Ryan has endless praises for the myriad of services that Grace provides to the community. “I loved Grace,” he admits, “and I think it really influenced my social and political views.” But interestingly enough, he also confesses that the kind of medicine practiced at Grace isn’t exactly his speed. “I’ve found out that I can’t stand working in a primary care setting. I need the adrenaline.”

That is remarkable in itself. Even a person who can’t stand working in a primary care environment—who needs the rush of critical care—absolutely loved working at Grace. The medical home model (if you weren’t aware), is probably the exact opposite of critical care. Still, Ryan reports that Grace did nothing but provide opportunities for growth and development.

“Grace prepared me for taking care of people from different cultural backgrounds with limited access to medical care.”

Ryan goes on to describe how Grace set him up for success in his residency. It eased the culture shock as he was thrown into training in one of the most diverse neighborhoods in the country. (That hospital center set the record for most unique languages in a calendar year while he was there—156!) He says Grace was the primer for his residency. Not only did it help him empathize with the social situations that give context to patient’s medical needs, but he says Grace taught him “how you have to go the extra mile to find a way to get the best care you can for them.”

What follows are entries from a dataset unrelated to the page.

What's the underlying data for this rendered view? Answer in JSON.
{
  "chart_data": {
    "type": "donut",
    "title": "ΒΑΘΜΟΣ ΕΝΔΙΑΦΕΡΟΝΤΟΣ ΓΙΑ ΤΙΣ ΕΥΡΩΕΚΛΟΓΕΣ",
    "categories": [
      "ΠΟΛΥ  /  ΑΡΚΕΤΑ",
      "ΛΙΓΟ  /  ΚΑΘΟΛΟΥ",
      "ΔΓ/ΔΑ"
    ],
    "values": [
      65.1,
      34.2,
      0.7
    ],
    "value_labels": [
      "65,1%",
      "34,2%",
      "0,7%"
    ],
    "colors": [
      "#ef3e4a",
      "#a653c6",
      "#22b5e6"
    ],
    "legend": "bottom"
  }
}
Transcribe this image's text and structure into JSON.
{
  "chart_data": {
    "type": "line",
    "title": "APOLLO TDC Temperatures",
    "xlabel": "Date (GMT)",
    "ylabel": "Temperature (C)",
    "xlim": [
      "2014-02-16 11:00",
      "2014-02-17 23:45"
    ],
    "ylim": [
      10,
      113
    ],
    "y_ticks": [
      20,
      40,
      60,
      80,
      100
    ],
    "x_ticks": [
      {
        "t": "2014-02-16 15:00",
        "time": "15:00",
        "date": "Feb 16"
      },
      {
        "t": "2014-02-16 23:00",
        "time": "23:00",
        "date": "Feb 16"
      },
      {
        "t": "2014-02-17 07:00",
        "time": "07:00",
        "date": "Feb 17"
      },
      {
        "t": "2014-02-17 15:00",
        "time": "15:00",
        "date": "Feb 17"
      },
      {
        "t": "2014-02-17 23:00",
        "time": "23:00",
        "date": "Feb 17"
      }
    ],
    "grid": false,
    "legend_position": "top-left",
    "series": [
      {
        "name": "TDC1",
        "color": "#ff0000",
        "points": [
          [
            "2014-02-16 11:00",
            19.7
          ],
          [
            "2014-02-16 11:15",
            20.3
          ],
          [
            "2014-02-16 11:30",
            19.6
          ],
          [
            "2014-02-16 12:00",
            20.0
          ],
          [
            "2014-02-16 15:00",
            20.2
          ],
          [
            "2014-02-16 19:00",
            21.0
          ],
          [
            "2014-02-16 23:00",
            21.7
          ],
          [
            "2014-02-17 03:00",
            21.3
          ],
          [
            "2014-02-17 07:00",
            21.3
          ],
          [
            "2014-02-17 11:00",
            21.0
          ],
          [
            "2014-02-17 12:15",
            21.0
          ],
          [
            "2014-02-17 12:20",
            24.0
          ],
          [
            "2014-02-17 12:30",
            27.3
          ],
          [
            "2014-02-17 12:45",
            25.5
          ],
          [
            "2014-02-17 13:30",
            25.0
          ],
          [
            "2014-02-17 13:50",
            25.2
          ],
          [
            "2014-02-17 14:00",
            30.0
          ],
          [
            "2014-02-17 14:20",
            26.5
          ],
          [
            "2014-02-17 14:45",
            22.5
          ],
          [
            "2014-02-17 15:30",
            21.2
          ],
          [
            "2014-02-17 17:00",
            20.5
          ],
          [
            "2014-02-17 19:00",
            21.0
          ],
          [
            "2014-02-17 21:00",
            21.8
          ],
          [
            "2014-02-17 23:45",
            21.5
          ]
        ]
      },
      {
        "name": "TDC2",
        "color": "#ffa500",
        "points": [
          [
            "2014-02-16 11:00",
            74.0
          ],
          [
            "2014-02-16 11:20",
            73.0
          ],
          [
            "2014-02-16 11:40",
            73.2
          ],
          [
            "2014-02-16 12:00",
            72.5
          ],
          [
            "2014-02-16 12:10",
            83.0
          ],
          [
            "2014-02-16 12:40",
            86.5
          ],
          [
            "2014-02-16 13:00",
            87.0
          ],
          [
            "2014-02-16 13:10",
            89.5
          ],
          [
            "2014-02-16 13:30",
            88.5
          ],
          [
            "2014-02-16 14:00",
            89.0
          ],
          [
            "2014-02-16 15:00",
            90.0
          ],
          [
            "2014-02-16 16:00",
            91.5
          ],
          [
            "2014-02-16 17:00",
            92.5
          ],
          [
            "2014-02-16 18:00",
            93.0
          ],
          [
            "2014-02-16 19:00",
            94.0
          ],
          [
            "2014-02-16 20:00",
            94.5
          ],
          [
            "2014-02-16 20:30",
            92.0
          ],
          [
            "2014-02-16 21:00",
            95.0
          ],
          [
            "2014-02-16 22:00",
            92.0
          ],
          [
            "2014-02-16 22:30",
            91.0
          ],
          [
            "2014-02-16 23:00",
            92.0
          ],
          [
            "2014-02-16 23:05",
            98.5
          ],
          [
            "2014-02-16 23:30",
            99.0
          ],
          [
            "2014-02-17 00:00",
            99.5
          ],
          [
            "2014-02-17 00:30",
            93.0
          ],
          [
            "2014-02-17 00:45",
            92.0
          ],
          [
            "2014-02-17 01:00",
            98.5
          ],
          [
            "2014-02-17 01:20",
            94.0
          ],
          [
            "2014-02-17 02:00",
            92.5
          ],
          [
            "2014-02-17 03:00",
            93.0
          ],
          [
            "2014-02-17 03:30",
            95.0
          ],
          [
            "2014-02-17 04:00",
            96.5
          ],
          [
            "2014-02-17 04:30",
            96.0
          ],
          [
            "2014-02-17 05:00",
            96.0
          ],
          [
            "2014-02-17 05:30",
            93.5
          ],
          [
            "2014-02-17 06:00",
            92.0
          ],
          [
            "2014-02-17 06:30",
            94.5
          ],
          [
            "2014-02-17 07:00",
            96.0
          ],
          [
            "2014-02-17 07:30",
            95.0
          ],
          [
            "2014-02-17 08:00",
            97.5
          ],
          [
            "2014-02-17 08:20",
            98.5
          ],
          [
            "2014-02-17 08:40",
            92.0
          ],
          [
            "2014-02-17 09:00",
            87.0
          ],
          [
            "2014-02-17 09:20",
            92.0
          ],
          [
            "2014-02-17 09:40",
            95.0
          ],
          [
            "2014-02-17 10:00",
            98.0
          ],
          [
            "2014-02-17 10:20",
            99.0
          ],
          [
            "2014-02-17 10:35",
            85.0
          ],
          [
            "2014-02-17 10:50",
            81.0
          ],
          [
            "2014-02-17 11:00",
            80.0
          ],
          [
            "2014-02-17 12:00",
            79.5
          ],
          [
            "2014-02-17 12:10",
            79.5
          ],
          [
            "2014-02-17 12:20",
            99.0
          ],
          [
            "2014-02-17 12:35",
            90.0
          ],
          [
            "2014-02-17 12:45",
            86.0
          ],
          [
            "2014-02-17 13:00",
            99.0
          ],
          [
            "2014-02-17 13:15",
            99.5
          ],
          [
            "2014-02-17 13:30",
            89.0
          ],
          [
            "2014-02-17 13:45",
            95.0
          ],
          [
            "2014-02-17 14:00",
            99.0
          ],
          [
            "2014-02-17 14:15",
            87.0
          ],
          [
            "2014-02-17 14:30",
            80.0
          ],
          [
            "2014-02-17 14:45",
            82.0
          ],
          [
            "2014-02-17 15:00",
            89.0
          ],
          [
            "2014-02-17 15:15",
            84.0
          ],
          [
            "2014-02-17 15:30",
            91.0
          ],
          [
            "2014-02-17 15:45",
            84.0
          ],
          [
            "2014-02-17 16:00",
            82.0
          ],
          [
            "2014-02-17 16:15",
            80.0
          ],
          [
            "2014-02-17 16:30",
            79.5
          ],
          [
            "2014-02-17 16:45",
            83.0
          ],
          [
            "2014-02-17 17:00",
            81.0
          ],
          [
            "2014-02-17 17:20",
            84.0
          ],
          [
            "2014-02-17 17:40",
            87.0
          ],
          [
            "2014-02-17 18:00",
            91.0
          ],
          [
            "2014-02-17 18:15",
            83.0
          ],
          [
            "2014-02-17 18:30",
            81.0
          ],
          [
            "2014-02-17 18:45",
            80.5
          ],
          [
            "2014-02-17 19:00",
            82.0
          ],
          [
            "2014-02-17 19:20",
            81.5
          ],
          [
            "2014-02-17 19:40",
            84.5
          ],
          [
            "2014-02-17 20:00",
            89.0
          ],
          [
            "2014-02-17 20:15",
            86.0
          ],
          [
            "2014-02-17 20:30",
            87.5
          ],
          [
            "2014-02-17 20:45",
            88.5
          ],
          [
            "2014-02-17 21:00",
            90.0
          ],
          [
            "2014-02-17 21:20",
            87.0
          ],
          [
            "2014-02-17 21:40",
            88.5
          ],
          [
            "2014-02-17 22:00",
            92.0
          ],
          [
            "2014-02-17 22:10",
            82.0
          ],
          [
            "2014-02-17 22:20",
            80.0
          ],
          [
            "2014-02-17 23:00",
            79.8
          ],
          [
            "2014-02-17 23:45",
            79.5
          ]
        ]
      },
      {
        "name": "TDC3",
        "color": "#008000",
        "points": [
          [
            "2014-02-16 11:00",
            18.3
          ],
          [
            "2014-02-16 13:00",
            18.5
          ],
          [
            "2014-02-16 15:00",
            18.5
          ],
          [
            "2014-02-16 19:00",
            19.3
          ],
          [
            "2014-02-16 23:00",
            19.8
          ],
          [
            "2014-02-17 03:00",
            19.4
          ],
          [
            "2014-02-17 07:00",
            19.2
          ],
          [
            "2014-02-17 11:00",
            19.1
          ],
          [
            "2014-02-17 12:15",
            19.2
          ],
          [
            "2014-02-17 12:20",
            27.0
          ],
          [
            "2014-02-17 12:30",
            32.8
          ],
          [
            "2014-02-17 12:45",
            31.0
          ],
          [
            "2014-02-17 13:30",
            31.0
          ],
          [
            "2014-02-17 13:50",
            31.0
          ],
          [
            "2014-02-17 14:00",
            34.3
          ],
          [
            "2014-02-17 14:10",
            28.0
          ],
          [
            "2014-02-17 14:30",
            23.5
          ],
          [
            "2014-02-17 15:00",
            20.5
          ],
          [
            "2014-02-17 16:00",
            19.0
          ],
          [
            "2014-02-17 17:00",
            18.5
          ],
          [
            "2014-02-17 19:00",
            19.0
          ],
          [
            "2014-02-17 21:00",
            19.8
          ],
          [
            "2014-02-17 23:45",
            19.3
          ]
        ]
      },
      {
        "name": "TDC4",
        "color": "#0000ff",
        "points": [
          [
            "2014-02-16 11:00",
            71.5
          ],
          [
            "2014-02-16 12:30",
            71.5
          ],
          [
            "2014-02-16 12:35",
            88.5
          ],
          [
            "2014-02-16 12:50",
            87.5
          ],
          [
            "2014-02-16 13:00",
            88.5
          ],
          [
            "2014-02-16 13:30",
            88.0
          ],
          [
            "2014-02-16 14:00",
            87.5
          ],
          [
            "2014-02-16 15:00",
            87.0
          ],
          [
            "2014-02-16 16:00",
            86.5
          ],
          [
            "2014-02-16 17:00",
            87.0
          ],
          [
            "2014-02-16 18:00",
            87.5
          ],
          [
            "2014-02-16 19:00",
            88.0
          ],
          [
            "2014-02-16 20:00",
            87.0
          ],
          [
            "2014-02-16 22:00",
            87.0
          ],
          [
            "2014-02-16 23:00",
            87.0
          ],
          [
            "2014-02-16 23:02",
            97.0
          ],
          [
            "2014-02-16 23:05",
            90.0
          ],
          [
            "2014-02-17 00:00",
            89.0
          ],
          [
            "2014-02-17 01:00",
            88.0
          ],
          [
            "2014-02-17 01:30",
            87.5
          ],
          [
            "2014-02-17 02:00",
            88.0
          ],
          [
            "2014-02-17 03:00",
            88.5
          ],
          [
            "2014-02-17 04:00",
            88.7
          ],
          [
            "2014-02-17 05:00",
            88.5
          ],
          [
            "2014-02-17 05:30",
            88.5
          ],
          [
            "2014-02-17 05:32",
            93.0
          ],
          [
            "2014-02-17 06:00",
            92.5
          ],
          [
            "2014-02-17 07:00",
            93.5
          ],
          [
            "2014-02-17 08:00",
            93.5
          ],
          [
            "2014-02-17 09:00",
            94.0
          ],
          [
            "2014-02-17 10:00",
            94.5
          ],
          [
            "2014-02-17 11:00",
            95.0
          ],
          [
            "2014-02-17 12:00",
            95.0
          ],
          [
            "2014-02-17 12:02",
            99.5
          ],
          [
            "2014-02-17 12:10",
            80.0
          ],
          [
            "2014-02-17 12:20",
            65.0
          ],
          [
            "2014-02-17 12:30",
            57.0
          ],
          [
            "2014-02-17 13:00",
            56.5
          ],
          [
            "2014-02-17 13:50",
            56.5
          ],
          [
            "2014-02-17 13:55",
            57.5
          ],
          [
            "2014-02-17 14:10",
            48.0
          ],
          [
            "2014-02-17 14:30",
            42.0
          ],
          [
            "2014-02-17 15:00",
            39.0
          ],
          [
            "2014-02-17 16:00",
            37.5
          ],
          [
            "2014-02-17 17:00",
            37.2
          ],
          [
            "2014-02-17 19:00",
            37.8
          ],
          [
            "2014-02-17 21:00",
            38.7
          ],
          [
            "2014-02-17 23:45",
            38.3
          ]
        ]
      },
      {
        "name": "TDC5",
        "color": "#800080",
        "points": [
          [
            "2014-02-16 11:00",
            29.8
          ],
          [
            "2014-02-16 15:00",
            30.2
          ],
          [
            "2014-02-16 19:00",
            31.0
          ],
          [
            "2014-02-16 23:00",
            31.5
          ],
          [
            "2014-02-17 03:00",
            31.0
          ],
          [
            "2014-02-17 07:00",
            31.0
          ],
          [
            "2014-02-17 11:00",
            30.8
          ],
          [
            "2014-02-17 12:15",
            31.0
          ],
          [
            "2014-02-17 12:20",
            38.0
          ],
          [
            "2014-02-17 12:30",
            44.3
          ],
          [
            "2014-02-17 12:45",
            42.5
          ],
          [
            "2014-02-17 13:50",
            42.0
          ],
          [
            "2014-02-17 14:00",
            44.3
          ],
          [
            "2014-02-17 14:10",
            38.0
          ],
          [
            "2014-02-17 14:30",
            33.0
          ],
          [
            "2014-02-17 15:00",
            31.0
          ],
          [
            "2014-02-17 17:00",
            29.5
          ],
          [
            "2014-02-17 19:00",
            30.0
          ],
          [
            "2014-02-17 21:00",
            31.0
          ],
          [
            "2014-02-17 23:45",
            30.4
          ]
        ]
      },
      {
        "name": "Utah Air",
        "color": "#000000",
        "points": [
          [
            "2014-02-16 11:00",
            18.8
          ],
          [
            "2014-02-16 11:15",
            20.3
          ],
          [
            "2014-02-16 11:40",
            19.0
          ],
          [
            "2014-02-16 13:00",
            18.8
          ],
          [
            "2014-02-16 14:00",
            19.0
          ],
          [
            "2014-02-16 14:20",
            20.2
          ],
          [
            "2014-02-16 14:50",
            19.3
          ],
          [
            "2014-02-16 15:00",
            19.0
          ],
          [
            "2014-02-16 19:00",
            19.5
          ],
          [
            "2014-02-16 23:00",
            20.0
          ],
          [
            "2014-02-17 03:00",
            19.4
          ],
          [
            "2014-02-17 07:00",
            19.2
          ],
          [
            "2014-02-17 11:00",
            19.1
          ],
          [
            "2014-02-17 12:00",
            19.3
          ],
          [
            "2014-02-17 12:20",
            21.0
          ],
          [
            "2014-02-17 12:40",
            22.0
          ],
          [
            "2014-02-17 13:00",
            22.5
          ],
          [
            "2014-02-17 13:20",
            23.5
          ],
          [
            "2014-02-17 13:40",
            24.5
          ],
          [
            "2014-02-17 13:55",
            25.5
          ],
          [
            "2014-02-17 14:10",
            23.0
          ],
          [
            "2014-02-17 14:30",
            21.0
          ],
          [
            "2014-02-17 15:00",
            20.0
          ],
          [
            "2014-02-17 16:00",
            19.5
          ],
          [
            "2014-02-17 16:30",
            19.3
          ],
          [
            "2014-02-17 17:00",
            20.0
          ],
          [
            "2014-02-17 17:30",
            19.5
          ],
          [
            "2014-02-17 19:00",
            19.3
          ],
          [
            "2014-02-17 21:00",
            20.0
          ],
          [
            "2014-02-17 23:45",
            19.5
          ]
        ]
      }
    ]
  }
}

Ryan reminisces on one particular patient from Grace. It was a young man who lost his job as a waiter due to a back injury. He had been struggling for months or weeks before finding Grace. For part of his internship at the time, Ryan was in charge of the referrals department for specialties Grace couldn’t offer in-house—such as spinal surgery. Ryan worked for a couple months submitting applications to various city and county programs, reaching out to surgery centers, and contacting hospital groups. Eventually, Ryan was able to coordinate a surgery at no cost to the patient. The patient actually made a full-recovery!

The patient eventually left Grace because he was no longer qualified to be a patient at Grace—he was back to work. Ryan and his dad went out to dinner one day and were surprised to find the former patient serving them. “The expression on my dad’s face when he met the guy was priceless, and I think that was the first time my dad understood why I was going down this ridiculously long and hard path.” The work the interns do at Grace is incredibly rewarding, and it doesn’t take a long look to see how fruitful their work here has been.

In the years since leaving, Ryan has worked hard to succeed in the area of medicine that he is passionate about. But Grace Medical still has a home in his heart. “[The staff] exemplified the compassion that made Grace so special. Working in NYC isn’t like that. Here everybody is rough and rude and burnt out. But working at Grace was never like that. Everybody was so loving and happy to be there. I miss that.”